(Bloomberg) -- Mozambique has finally struck a restructuring deal with Eurobond holders, almost two years after defaulting.

The southern African nation has agreed in principle with holders of 60 percent of its bonds, including New York-based hedge fund Greylock Capital Management LLC, a deal that will see them swap into a new $900 million Eurobond maturing in 2033 and another instrument linked to future gas revenues, the Ministry of Finance said in a statement Tuesday.

The government’s sole Eurobond, a $727 million deal maturing in 2023, rose to 85.3 cents on the dollar, the highest level this month, which equates to a yield of around 17.1 percent.

Here’s more detail:

  • The ministry reached an agreement with four members of the so-called Global Group of Mozambique Bondholders: Greylock, Farallon Capital Europe, Mangart Capital Advisors, Pharo Management
  • The deal is conditional on parliamentary approval and the parties finalizing the “detailed terms”
  • The Finance Ministry expects to start an exchange offer early next year
  • Both new instruments will be senior unsecured obligations of the government
  • The Eurobond will have a 5.875 percent coupon; through 2023, 4 percent will be paid in cash and the rest will be “payable via capitalization”
    • The notes will amortize from September 2029 via five equal payments
    • The $900 million includes the outstanding principal and unpaid interest as of September this year
  • The so-called “value recovery instrument” will be of “an amount equal to 5% of the prior year’s aggregate fiscal revenue derived by Mozambique from the Area 1 and Area 4 natural gas projects”
    • There will be a payment cap of $500 million and a final applicable fiscal year of 2033
    • The “precise payment dates and mechanism for calculating and verifying payment amounts to be determined in definitive documentation”

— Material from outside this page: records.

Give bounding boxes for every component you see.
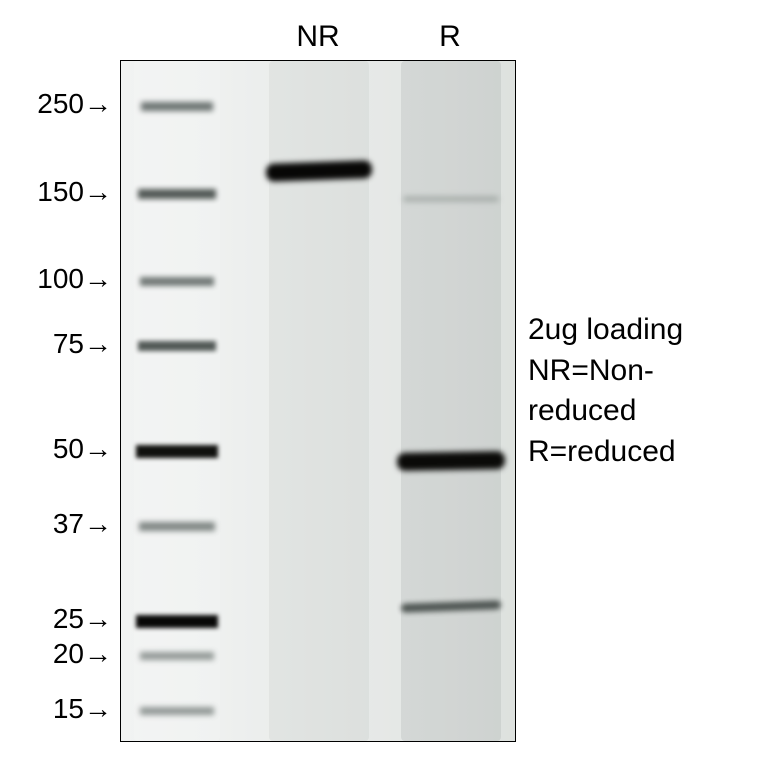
mw-label-37: 37→ xyxy=(53,508,112,540)
band-ladder-100 xyxy=(140,277,214,286)
band-ladder-50 xyxy=(136,445,218,458)
mw-label-100: 100→ xyxy=(37,263,112,295)
mw-label-250: 250→ xyxy=(37,88,112,120)
lane-shade-ladder xyxy=(134,61,220,741)
lane-shade-reduced xyxy=(401,61,501,741)
mw-label-75: 75→ xyxy=(53,328,112,360)
band-ladder-20 xyxy=(140,652,214,660)
gel-area xyxy=(120,60,516,742)
band-ladder-15 xyxy=(140,707,214,715)
mw-label-20: 20→ xyxy=(53,638,112,670)
lane-label-nr: NR xyxy=(288,20,348,54)
mw-label-15: 15→ xyxy=(53,693,112,725)
annotation-text: 2ug loading NR=Non- reduced R=reduced xyxy=(528,310,683,472)
band-ladder-37 xyxy=(139,522,215,531)
band-ladder-250 xyxy=(141,102,213,111)
mw-label-25: 25→ xyxy=(53,603,112,635)
mw-label-50: 50→ xyxy=(53,433,112,465)
band-r-0 xyxy=(403,196,499,202)
band-ladder-75 xyxy=(138,341,216,351)
lane-label-r: R xyxy=(420,20,480,54)
figure-root: NR R 2ug loading NR=Non- reduced R=reduc… xyxy=(0,0,764,764)
mw-label-150: 150→ xyxy=(37,176,112,208)
band-r-1 xyxy=(397,451,505,471)
band-ladder-150 xyxy=(138,189,216,199)
band-nr-0 xyxy=(266,160,373,182)
band-ladder-25 xyxy=(136,615,218,628)
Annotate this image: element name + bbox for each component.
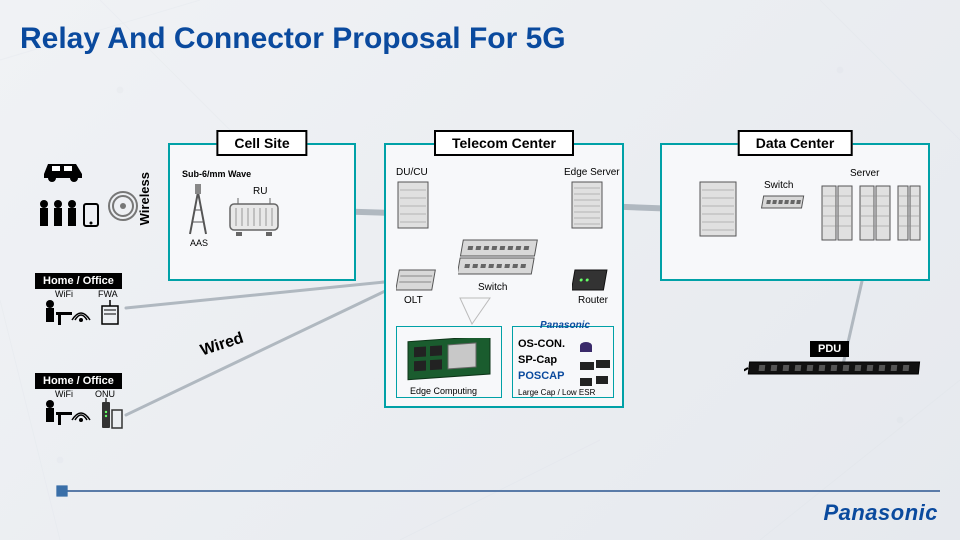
label: WiFi [55,389,73,399]
tag: Home / Office [35,273,122,289]
label: Large Cap / Low ESR [518,388,595,397]
label: DU/CU [396,167,428,178]
aas-tower-icon [186,182,210,236]
callout-bubble [450,296,510,336]
label: SP-Cap [518,354,557,366]
wired-label: Wired [198,330,246,361]
label: Switch [764,180,793,191]
car-icon [40,156,88,184]
label: Panasonic [540,320,590,331]
label: Edge Server [564,167,620,178]
router-icon [572,264,612,294]
onu-icon [96,398,126,432]
wifi-waves-icon-2 [70,406,92,424]
tag: PDU [810,341,849,357]
box-title-datacenter: Data Center [738,130,853,156]
olt-icon [396,266,440,294]
label: POSCAP [518,370,564,382]
page-title: Relay And Connector Proposal For 5G [20,22,566,56]
ru-icon [226,198,282,238]
label: Server [850,168,879,179]
switch-icon [458,236,544,280]
label: OLT [404,295,423,306]
label: FWA [98,289,118,299]
box-title-cellsite: Cell Site [216,130,307,156]
label: AAS [190,238,208,248]
label: RU [253,186,267,197]
label: Sub-6/mm Wave [182,169,251,179]
wireless-icon [106,188,140,226]
dc-rack-icon [698,180,738,238]
pdu-icon [744,358,924,380]
brand-logo: Panasonic [823,500,938,526]
fwa-icon [96,300,124,328]
label: Router [578,295,608,306]
label: OS-CON. [518,338,565,350]
edge-server-rack-icon [570,180,604,230]
person-desk-icon-2 [40,398,74,428]
label: ONU [95,389,115,399]
label: WiFi [55,289,73,299]
person-desk-icon [40,298,74,328]
dc-servers-icon [820,182,924,244]
wifi-waves-icon [70,306,92,324]
label: Switch [478,282,507,293]
capacitor-icons [576,338,612,390]
box-title-telecom: Telecom Center [434,130,574,156]
tag: Home / Office [35,373,122,389]
footer-line [60,490,940,492]
label: Edge Computing [410,386,477,396]
dc-switch-icon [760,194,808,210]
ducu-rack-icon [396,180,430,230]
people-icon [36,198,102,232]
edge-computing-board-icon [404,338,494,384]
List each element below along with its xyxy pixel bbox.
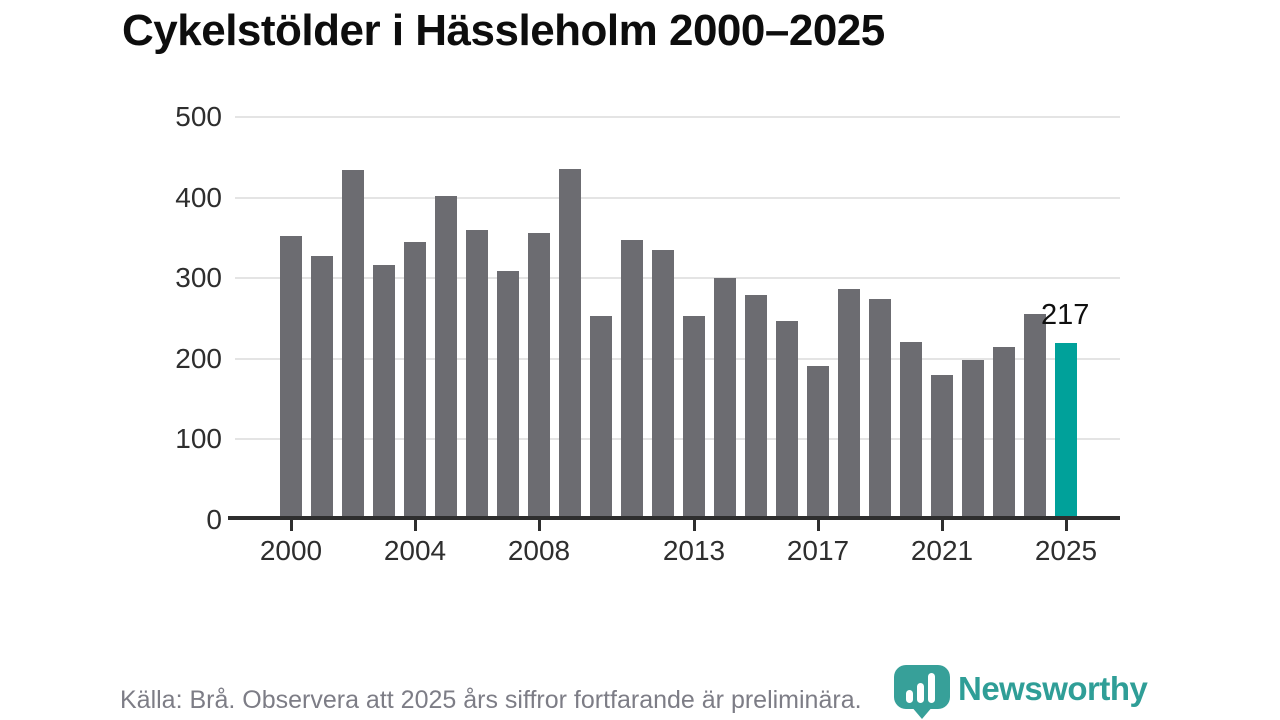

The ministry made no mention of the more than $1 billion of loans for state companies Mozambique Asset Management and ProIndicus that the government also wants to restructure. Both companies’ loans have state guarantees. The government wanted to deal with all debt holders together, but the Eurobond holders argued they should get preferential treatment because the legality of the guarantees was questionable.